Like any other large swamp dwelling reptile.
Robert Scheer:
It is instructional that only one of the three tax-challenged Obama appointees has survived public scorn to retain a high position in the new administration. Oddly enough, it is Treasury Secretary Timothy Geithner, the man who will collect our taxes, whose career has not been stunted by his failure to pay them.
What makes Geithner so special? The answer, provided by everyone from the president to the media pundits, is that his services are indispensable because he has the expertise in regulating markets needed to preside over the most massive government intervention in the economy. Are they kidding?
Both in his years in the Clinton treasury and as chair of the New York Federal Reserve Bank, Geithner has been paving the way for a runaway Wall Street. Nor has he changed his ways, as was evidenced once again last week with his appointment of Mark Peterson, a Goldman Sachs vice president and lobbyist, to be his top aide. Peterson had lobbied strenuously for precisely the deregulation that the Obama administration now concedes needs reversing. It was confirmation that Goldman Sachs runs the Treasury Department—no matter which party is in power...
Meanwhile, the financial meltdown continues to be Mission Accomplished for the Right Thinking Amerika, a.k.a. the military-industrial complex:
Wind and solar power have been growing at a blistering pace in recent years, and that growth seemed likely to accelerate under the green-minded Obama administration. But because of the credit crisis and the broader economic downturn, the opposite is happening: installation of wind and solar power is plummeting...
or
Sen. Max Baucus (D-MT) — citing “obstacles” such as the economy, energy legislation, Iraq and Afghanistan, and the deficit — said at a conference today that health care reform is unlikely to happen this year. As Finance Committee Chairman, Baucus plays a key role in pushing through health care legislation...
or
WASHINGTON — Senator Judd Gregg, named by President Obama on Tuesday as the choice for commerce secretary, once supported eliminating the department he is to lead. He differs with his boss-to-be in favoring oil drilling on the coast of an Alaska wildlife refuge. He promotes a lighter touch with China than does the president. And he disagrees with him in backing private accounts for Social Security...
When you lay down with large reptiles, Mr. Obama, you had best expect to be a bed time snack.
But, you know, Obama is treating this $eriously:
WASHINGTON — The Obama administration is expected to impose a cap of $500,000 for top executives at companies that receive large amounts of bailout money, according to people familiar with the plan.
Executives would also be prohibited from receiving any bonuses above their base pay, except for normal stock dividends.
Executives at companies that have already received money from the Treasury Department would not have to make any changes...

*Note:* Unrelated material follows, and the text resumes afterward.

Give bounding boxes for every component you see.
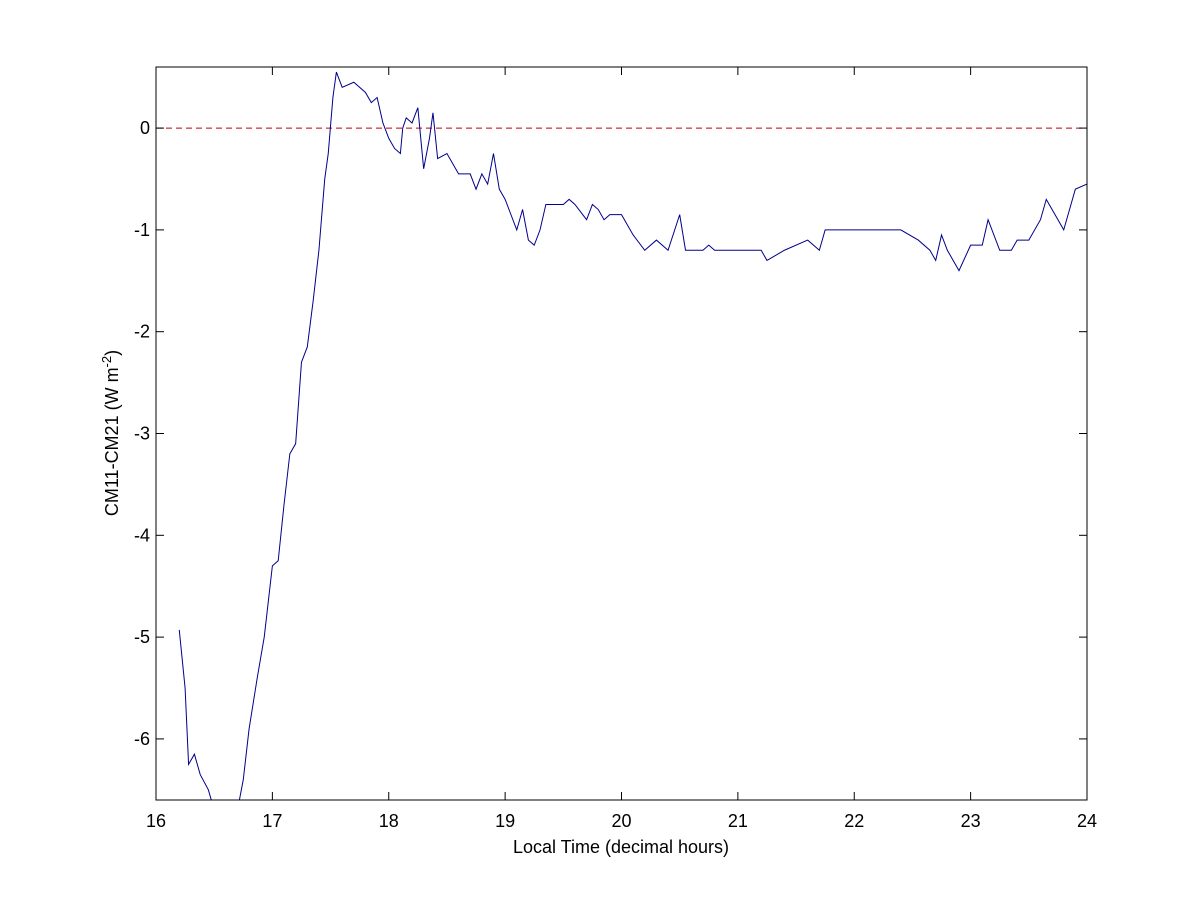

How harsh. Obama is a bailout Nazi: No more billion dollar bonuses for you! One is enough!
And Wall Street is really into some pouty kabuki about this, too:
...“That is pretty draconian — $500,000 is not a lot of money, particularly if there is no bonus,” said James F. Reda, founder and managing director of James F. Reda & Associates, a compensation consulting firm...
Mr. Reda said only a handful of big companies pay chief executives and other senior executives $500,000 or less in total compensation. He said such limits will make it hard for the companies to recruit and keep executives, most of whom could earn more money at other firms.
“It would be really tough to get people to staff” companies that are forced to impose these limits, he said. “I don’t think this will work.”
Yes, it would be so hard to get people willing to lose everyone else's money in a socially correct way for $500,000 a year.
The more things Change, the more they stay the strange.